Les Mosaïcultures, au Jardin botanique de Montréal, sont à leur plus beau en ce moment ; cet événement exceptionnel se termine le 29 septembre. Pendant que vous y êtes, passez donc voir le Jardin de verre et de métal, original et inusité, de l’horticulteur reconnu Albert Mondor.

DANS LA BIBLIOTHÈQUE

Plantes de beauté
Chantal Pépin et Éric Gitton
Plume de carotte, coll. « Terra curiosa »
2013, 156 pages

Comme tous les livres des éditions Plume de carotte, Plantes de beauté est réussi ; c’est un réel plaisir de le regarder et de le lire. Il plaira particulièrement aux femmes ; d’ailleurs, plusieurs de mes copines sont tombées dedans pendant les vacances. Dans la première section, on présente 40 siècles de beauté : la cosmétique antique, les arbres à gomme, les fards, la chevelure, les yeux, etc. Par exemple, dans le chapitre sur les fards, on trouve leur histoire à travers le temps et on explique, entre autres choses, l’utilisation des fards à base de céruse, une fine poudre blanche, aussi appelée blanc de plomb, qui empoisonna des générations d’hommes et de femmes de l’Égypte ancienne.
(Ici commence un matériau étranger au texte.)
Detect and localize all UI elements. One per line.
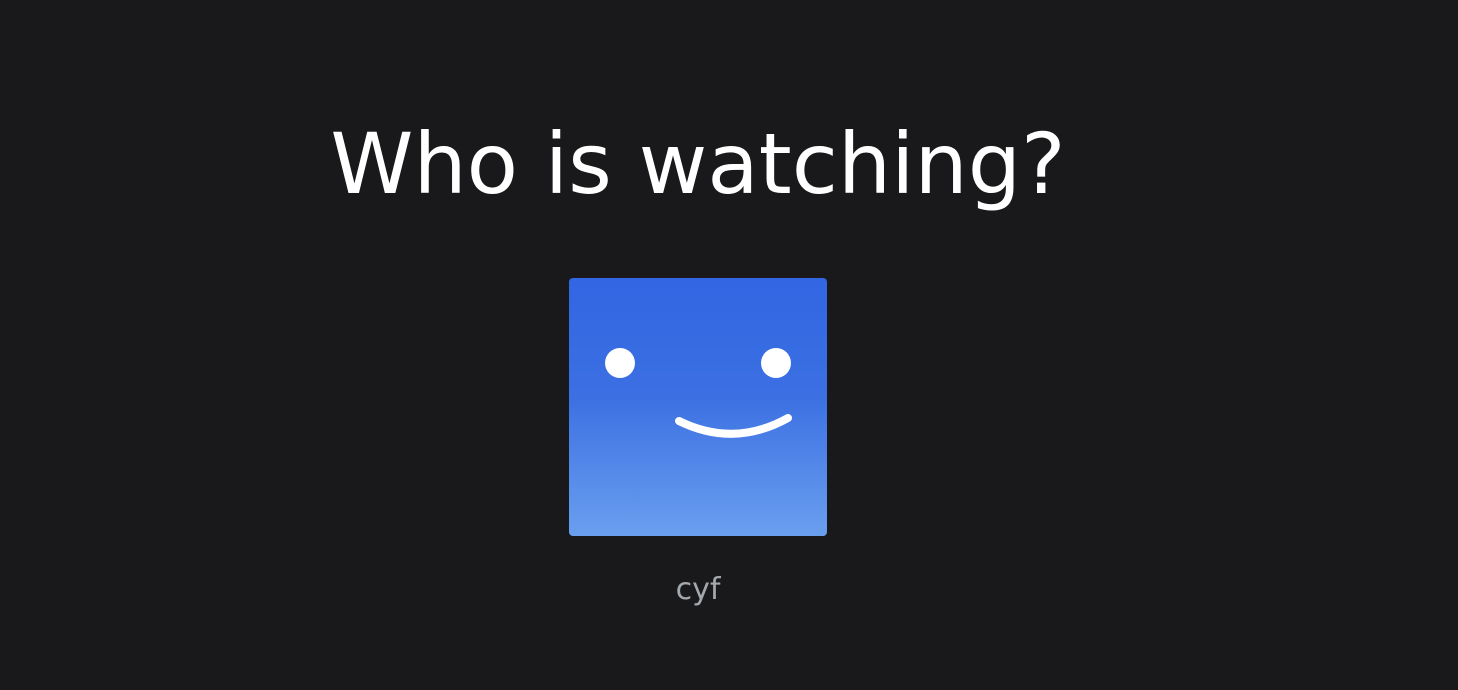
profile-select-screen: Who is watching? cyf [0,0,1458,690]
page-title: Who is watching? [330,115,1066,213]
profile-avatar[interactable] [569,278,827,536]
profile-name[interactable]: cyf [569,572,827,608]
profile-card[interactable]: cyf [569,278,827,608]
smiley-face-icon [569,278,827,536]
Dans le chapitre sur la chevelure, on apprend que les soins capillaires étaient une préoccupation de tous les jours chez les pharaons. Et aussi que le premier remède contre la calvitie date de 4000 ans avant J.-C. La mère du roi Séti conseillait une mixture à base de dattes, de pattes de chien, de sabots d’âne, le tout broyé et cuit dans l’huile ! Bien documentée, cette section contient des histoires surprenantes.

Dans la deuxième section, on dresse le portrait de 44 plantes de beauté, dont l’abricotier, l’hibiscus, l’ortie, le romarin et la vigne. Pour chacune des plantes il y a une courte recette de grand-mère ; on donne aussi ses propriétés cosmétiques, les parties utilisées, une description botanique, son histoire : c’est informatif et utile.

Saviez-vous que Christophe Colomb emportait de l’Aloe en pot lors de ses voyages ? Que grâce à cette plante les marins de la Santa Maria, de la Punta et de la Nina ont été partiellement sauvés de la maladie et de la malnutrition ? Qu’il y a 800 ans, les fruits de l’argousier, qui sont antioxydants et anti-âge, étaient consommés par Gengis Khan pour fortifier son corps ?

Pour terminer, un joli petit fascicule, qui accompagne le bouquin, donne des recettes de beauté courtes et simples pour se faire des pieds heureux, de belles mains ou des cheveux au top.

DANS MON POTAGER

Voici ma première récolte de strophaires (Stropharia rugosa-annulata) dans mon potager! Au printemps dernier, j’ai écrit une chronique sur l’entreprise Violon et champignon qui en- courage cette culture et j’en ai profité pour l’essayer. Comme le champignon que j’ai intro- duit est un champignon vivace, les probabilités d’une récolte était plus faible cette année. Une belle surprise et ce n’est qu’un début.